ST. PETERSBURG -- There was plenty of baseball to be seen as Friday night's marathon Orioles-Rays game dragged into the wee hours of Saturday morning -- and plenty of Major League history to go along with it.

The Rays had never won a game longer than 14 innings until 2:05 a.m. ET on Saturday morning, when David DeJesus lined a single off Bud Norris to center field that brought home Desmond Jennings and kicked off a raucous celebration on the outfield grass.

It was six hours and 54 minutes after David Price's first pitch to Manny Machado, and the Rays had finally won, 5-4, in 18 innings, the longest game -- time-wise -- either team has ever played.

Tampa Bay and Baltimore combined to use 21 pitchers, a Major League record. The previous record of 20 occurred twice, most recently on Aug. 24 in an Arizona-Philadelphia game, the only contest this season to last longer (7:06) than the staring contest that unfolded Friday night at Tropicana Field.

It easily became the longest game in Tampa Bay's history, surpassing the previous marks for time (5:44, on July 17, 2011) and innings (16, twice). It went on longer than any game the Orioles have ever played, too, as their previous club record was 6:15, set on July 2, 2004, at Philadelphia.

"It was fun. Everyone contributed," said Rays right-hander Jeremy Hellickson, who was supposed to start Sunday's game, the third of four in this critical series. Instead, he wound up getting the win in the series opener between the two clubs gunning for a Wild Card spot.

The Rays used 11 pitchers, tying a Major League single-game record, and 28 players, a club record. They got 11 consecutive shutout innings to close out the victory. Manager Joe Maddon sent out every pitcher but Roberto Hernandez and Josh Lueke, both of whom he deemed unavailable given their recent workloads.

"I don't think they had a choice but to throw us out there," Hellickson said. "I was happy I kept us where we were at and we were able to come through in the 18th."

The Orioles used 10 pitchers, including Norris but not Steve Johnson or closer Jim Johnson, who warmed up several times. Their relievers put together 10 straight scoreless innings before Jennings crossed home plate.
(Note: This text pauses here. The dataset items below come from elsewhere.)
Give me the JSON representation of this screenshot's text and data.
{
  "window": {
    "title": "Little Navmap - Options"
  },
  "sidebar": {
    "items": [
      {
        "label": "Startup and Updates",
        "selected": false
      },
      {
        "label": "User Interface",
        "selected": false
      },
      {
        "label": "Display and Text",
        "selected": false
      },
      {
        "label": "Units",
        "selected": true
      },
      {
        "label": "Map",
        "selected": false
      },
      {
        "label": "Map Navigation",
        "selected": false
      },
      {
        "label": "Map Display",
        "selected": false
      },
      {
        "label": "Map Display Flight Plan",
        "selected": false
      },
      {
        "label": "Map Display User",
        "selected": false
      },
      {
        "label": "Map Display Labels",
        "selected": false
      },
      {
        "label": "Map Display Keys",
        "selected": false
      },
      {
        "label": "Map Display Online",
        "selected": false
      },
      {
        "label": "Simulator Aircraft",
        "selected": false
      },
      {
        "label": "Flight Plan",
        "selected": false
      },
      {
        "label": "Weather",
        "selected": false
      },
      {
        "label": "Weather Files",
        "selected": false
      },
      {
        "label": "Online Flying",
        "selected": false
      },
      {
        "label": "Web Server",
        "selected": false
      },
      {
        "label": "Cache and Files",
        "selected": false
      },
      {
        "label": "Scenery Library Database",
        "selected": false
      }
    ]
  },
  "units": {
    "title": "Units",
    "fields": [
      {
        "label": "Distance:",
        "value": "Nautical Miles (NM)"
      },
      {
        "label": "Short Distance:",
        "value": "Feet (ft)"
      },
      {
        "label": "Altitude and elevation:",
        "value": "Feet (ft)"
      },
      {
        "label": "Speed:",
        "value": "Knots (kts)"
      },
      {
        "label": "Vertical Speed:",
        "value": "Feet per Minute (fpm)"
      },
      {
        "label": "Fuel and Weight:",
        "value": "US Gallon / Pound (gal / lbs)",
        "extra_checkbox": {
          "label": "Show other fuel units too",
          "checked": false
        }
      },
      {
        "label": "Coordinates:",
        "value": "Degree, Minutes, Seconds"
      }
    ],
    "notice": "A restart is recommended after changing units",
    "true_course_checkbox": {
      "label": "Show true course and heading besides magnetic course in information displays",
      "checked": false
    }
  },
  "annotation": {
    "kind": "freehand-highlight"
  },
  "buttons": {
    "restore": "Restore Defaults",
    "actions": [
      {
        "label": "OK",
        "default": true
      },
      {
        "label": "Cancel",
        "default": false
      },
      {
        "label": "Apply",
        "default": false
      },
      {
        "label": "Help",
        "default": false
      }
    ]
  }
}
And they needed just about every pitcher available to get through it, as both teams pitched so effectively that it appeared no end was in sight.

"That's good pitching right there," Jennings said. "Both teams did a great job pitching. The bullpens did what they had to do."

That included throwing a combined 593 pitches: 301 by the Rays, 292 by the Orioles. And everything -- the marathon game, the potential momentum, the postseason implications -- came down to the last one, which dunked into center field to end a record-setting September night in St. Petersburg.

"Our guys pitched great," Orioles manager Buck Showalter said. "Unfortunately, they did, too."